バービー人形が語る世界
「顧客の不安を煽って、安心を買わせる」というのが、販売業の基本の一つだというのを、以前、何かの本で読んだことがあるような気がします。
出典を覚えていないので、もしかしたら自分が考えた言葉かもしれないとも思いましたが、自分にはこんなに上手いことは言えないので、やっぱり何かの本からの引用なのでしょう。
それによると、テレビなどで流されているCMなどは、時折、視聴者の不安を煽っているのだそうです。
例えば「コレさえあれば、いつでも安心!」というCMのコピーは逆に言えば「コレがなければ、いつも不安」だということを仄めかしているのだそうです。
言われてみればなんとなく思い当たる節があるような気がします。
さて、バービー人形というと、1959年にアメリカマテル社というメーカーから販売された大ヒット商品ですが、発売当初の着せ替え人形一体当たりの値段の相場が2ドルだったのに対してバービー人形は一体3ドルで発売するという型破りな販売戦略をとっていました。
その結果、多分ですが、主に金銭的に余裕のある富裕層の家族からの支持を受けて大ヒットをして今日までいたっているのでしょう。
バービー人形は販売されてからの歴史の中で様々な進化をとげてきました。
その一つがバービー人形の体の中に音声機能を内蔵して喋らせることができるようになったことです。
バービー人形は子供たちに「夜は彼とデートがあるの」、「ダンスパーティーには、何を着ていこうかしら?」、「ねえ、私と服を買いにいかない?」などと色々なことを喋りました。
そして、1970年代には黒や茶褐色の肌の色をした有色人種のバービー人形も登場しました。
このバービー人形を子供に買い与えたのは大半が多分、金銭に余裕ある白人家庭の人間で、有色人種の人形を買うことで自分は、人種差別主義者ではないとアピールしたのだそうです。
もしかしたら、バービー人形は白人の親達に「いいの? 有色人種のバービー人形を買わなくて? もしも、買わなかったらあなたは人種差別主義者だと思われるかもしれないわね。

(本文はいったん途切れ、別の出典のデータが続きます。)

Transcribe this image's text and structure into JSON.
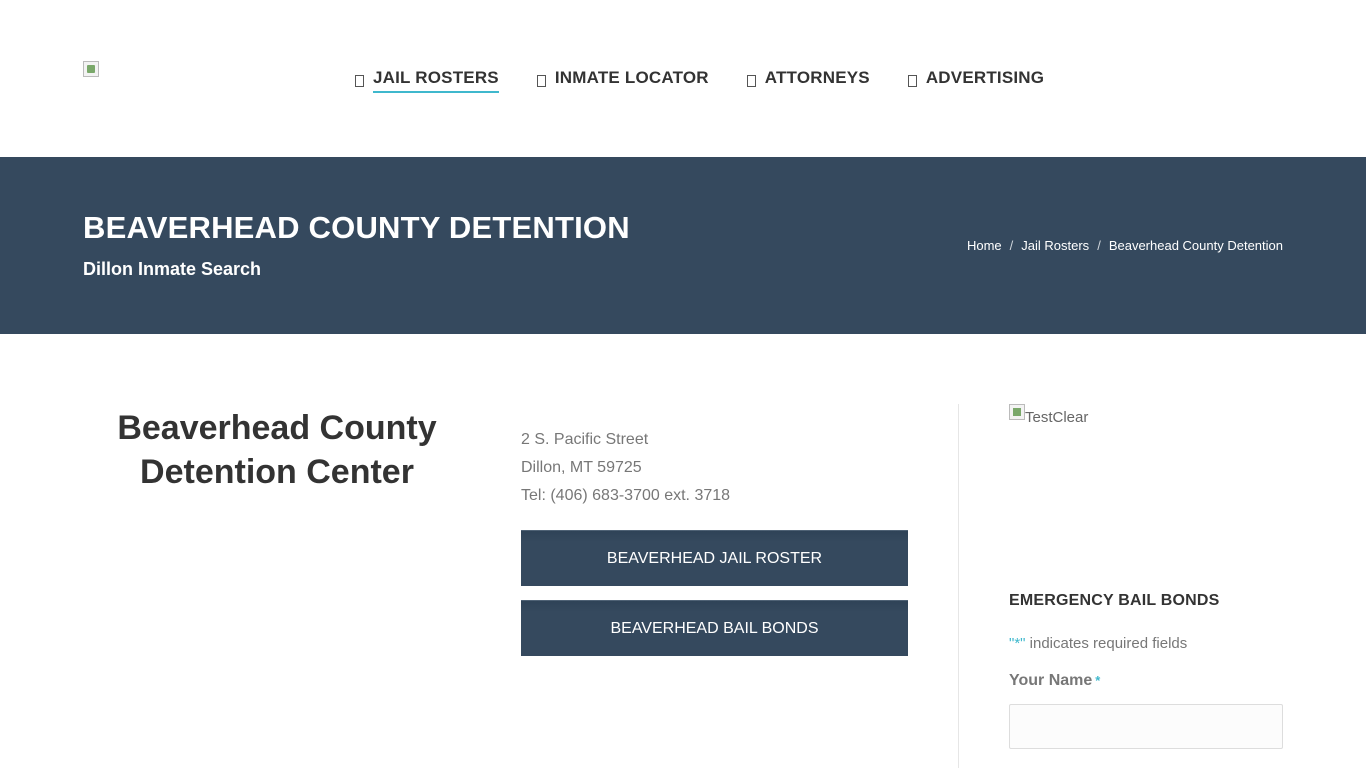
{
  "header": {
    "nav": [
      {
        "label": "JAIL ROSTERS",
        "active": true
      },
      {
        "label": "INMATE LOCATOR",
        "active": false
      },
      {
        "label": "ATTORNEYS",
        "active": false
      },
      {
        "label": "ADVERTISING",
        "active": false
      }
    ]
  },
  "banner": {
    "title": "BEAVERHEAD COUNTY DETENTION",
    "subtitle": "Dillon Inmate Search",
    "breadcrumbs": [
      "Home",
      "Jail Rosters",
      "Beaverhead County Detention"
    ],
    "separator": "/"
  },
  "main": {
    "facility_title": "Beaverhead County Detention Center",
    "address": {
      "street": "2 S. Pacific Street",
      "city": "Dillon, MT 59725",
      "phone": "Tel: (406) 683-3700 ext. 3718"
    },
    "buttons": {
      "roster": "BEAVERHEAD JAIL ROSTER",
      "bonds": "BEAVERHEAD BAIL BONDS"
    }
  },
  "sidebar": {
    "ad_alt": "TestClear",
    "form_title": "EMERGENCY BAIL BONDS",
    "required_star": "\"*\"",
    "required_text": " indicates required fields",
    "name_label": "Your Name",
    "name_required": "*",
    "name_value": ""
  },
  "colors": {
    "banner_bg": "#35495e",
    "accent": "#3fb8cd",
    "button_bg": "#35495e"
  }
}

一度人種差別主義者のレッテルを貼られたら、あなたの社会的ステータスに大きなダメージが与えられることになるわよ。それに可愛いあなたの娘さんだって、白人のバービー人形でばかり遊んでいたら、将来、人種差別主義者になるかもしれないわね」みたいなことを言ったのかもしれませんね。
まあ、さすがにこれは冗談ですけど。
つまり、これが「顧客の不安を煽って、安心を買わせる」という手法の一形態なのでしょう。
バービー人形は着せ替え人形なので様々なコスチュームが売られています。
バービー人形のキャラクター設定はファッションモデルなので、ファッションモデルとしての様々なコスチュームはもちろんですが、他には初期はバレリーナ、女優などのコスチュームを身にまとっていました。その後、スチュワーデス、教師、獣医、実業家、宇宙飛行士、大統領候補の格好までするようになりました。
ここら辺は、現実社会での女性の社会進出の動きと関係があるのかもしれません。
更に1986年には、ナチスの強制収容所の囚人のコスチュームを着たバービー人形が販売されました。
元囚人たちからなる諸団体は、これを「犠牲者たちの苦しみを冒涜するものだ」というようなことを言って抗議しましたが、メーカー側は「これこそ、若い世代に強制収容所での苦痛を知らしめるための適切な方法であり、囚人服を身にまとったバービー人形を買い与えられた子供たちは、囚人と同様の気持ちになり、成長したら強制収容所の囚人たちが味わった苦痛がどのようなものであるのかを、理解するのが容易になるはずだ」というようなことを言って反論しました。
ちなみに、アメリカマテル社の共同経営者であり、バービー人形の産みの親でもあるルース・ハンドラーってポーランド系ユダヤ人なんですよね。
何とも言いがたい話です。
バービー人形みたいにスイッチを入れたら勝手に話し始めることができたら楽なんですけどね。